Ethanol Demand Destruction Is Fake News

Ethanol Demand Destruction Is Fake News
AP Photo/Charlie Riedel

Once again, biofuel lobbyists are crying “ethanol demand destruction,” and once again, their claims are false.

The biofuel lobbyists allege that the percentage of ethanol blended in the fuel supply, called the “blend rate,” has diminished due to retroactive Renewable Fuel Standard (RFS) waivers for small refiners granted by the Environmental Protection Agency (EPA) and falling costs for the program’s compliance credits. Government agencies, biofuel industry executives, experts, and independent industry analysts, however, all agree that domestic biofuel use is actually increasing. The facts continue to show the RFS can be reformed in a manner that significantly lowers the program costs without adversely impacting biofuel consumption.

More specifically, the Renewable Fuels Association (RFA) claims that the small refiner waivers have led to a large volume of RFS compliance credits, called Renewable Identification Numbers or RINs, being put on the market. And this, supposedly, causes refiners to blend less biofuel.

There are several flaws with this analysis. 

RFA relies on a month-to-month comparison of U.S. Energy Information Administration (EIA) Monthly Energy Review (MER) data. But the same federal agency also reports related data in its Petroleum Supply Monthly (PSM) that tell a different story.

The PSM shows February 2018 had a higher blend rate than all of last year (10.11 percent). And, as RFA admits, it also shows a May blend rate of 9.94 percent — higher than the 9.88 percent blend rate in May 2017. In fact, EIA recently released the MER data for May showing a 10.32 percent blend rate, higher than the MER derived blend rate from May of 2017 and the highest blend rate since January of this year. 

Of course, data analysis is always more accurate when studied over long periods of time. For the first five months of the year (the time frame for which we have the most up to date and consistent EIA data), the data reveal that the average 2018 blend rate using the EIA data set is 10.03 percent, compared to 9.97 percent over the same period in 2017. In other words, when comparing the blend rate year to year, the numbers are up slightly. (PSM data tells the same story: 9.89 percent in 2018 versus 9.86 percent in 2017).

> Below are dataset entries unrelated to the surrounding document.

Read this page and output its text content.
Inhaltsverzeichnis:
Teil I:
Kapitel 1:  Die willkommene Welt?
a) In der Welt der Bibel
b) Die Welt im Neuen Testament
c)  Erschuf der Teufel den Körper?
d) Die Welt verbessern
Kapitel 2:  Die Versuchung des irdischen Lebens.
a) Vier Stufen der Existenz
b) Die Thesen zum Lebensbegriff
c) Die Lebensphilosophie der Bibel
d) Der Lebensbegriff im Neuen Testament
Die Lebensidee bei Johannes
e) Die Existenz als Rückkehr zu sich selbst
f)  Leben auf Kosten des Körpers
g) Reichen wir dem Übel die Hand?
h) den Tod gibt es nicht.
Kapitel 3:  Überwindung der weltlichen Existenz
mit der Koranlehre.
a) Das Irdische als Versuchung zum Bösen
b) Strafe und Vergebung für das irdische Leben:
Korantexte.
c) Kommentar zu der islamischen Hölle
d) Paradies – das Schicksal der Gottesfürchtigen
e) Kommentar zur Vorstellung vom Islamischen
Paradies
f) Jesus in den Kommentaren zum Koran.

But there are other data sets that help provide a more complete view of the ethanol landscape. Since the mandate is in physical gallons, it is instructive to look at actual physical ethanol consumption. The same data RFA uses in its analysis show physical ethanol consumption over the first five months of 2018 is 1.12 million barrels (approximately 47 million gallons) higher than the same period last year. EIA’s latest Short Term Energy Outlook (STEO), released at the beginning of August, also indicates an uptick in ethanol blending from its previous estimate, while projecting that the amount of ethanol blended into gasoline in 2018 will be approximately 153 million gallons more than in 2017.

EPA data provide additional insight, indicating more than 8.8 billion net conventional ethanol RINs have been generated via ethanol production through the first half of this year. That number is over 100 million gallons above last year’s pace at this time. RIN generation has increased throughout the year despite the fact that ethanol exports have dropped significantly since January, implying export reconciliation will not likely support the demand destruction argument. 

U.S. Department of Agriculture’s Grain Crushings and Co-Products Production figures also indicate the ethanol industry seems to be doing well. The data show the quantity of corn consumed for fuel ethanol has experienced a year-on-year increase every month this year, from 1 percent in January to a 6 percent increase in July. 

Statements from biofuel executives and independent market experts all back up these various data sets. Major biofuel companies Green Plains and ADM projected increased ethanol production and domestic demand for the rest of the year. The Andersons, Inc., CEO Pat Bowe stated small refiner waivers and low RIN prices, “have not yet had a significant impact on domestic blending due to high gasoline prices and low corn ethanol prices.” Independent experts at a recent Congressional hearing noted that the U.S. is experiencing record domestic ethanol consumption and that small refiner waivers are not adversely impacting biofuel demand. 

The data show that there is no evidence of domestic biofuel demand destruction from RFS waivers to small refiners. Biofuel demand is robust and increasing, likely as a result of what RFA recognizes in its own analysis: the low price of ethanol relative to gasoline. As numerous studies have indicated, ethanol blending will remain economic, even in the absence of a mandate. These facts strongly suggest that both Congress and the administration can take action to control the cost of the RFS and RINs in a manner that protects refining jobs, without adversely impacting the biofuel sector. 

Joanne Shore served as Chief Industry Analyst for AFPM until late 2016. She previously served as Senior Operations Research Analyst in the Office of Policy and International Affairs, Department of Energy for a year, and before that as Team Leader and Lead Operations Research Analyst for the U.S. Energy Information Administration for 12 years.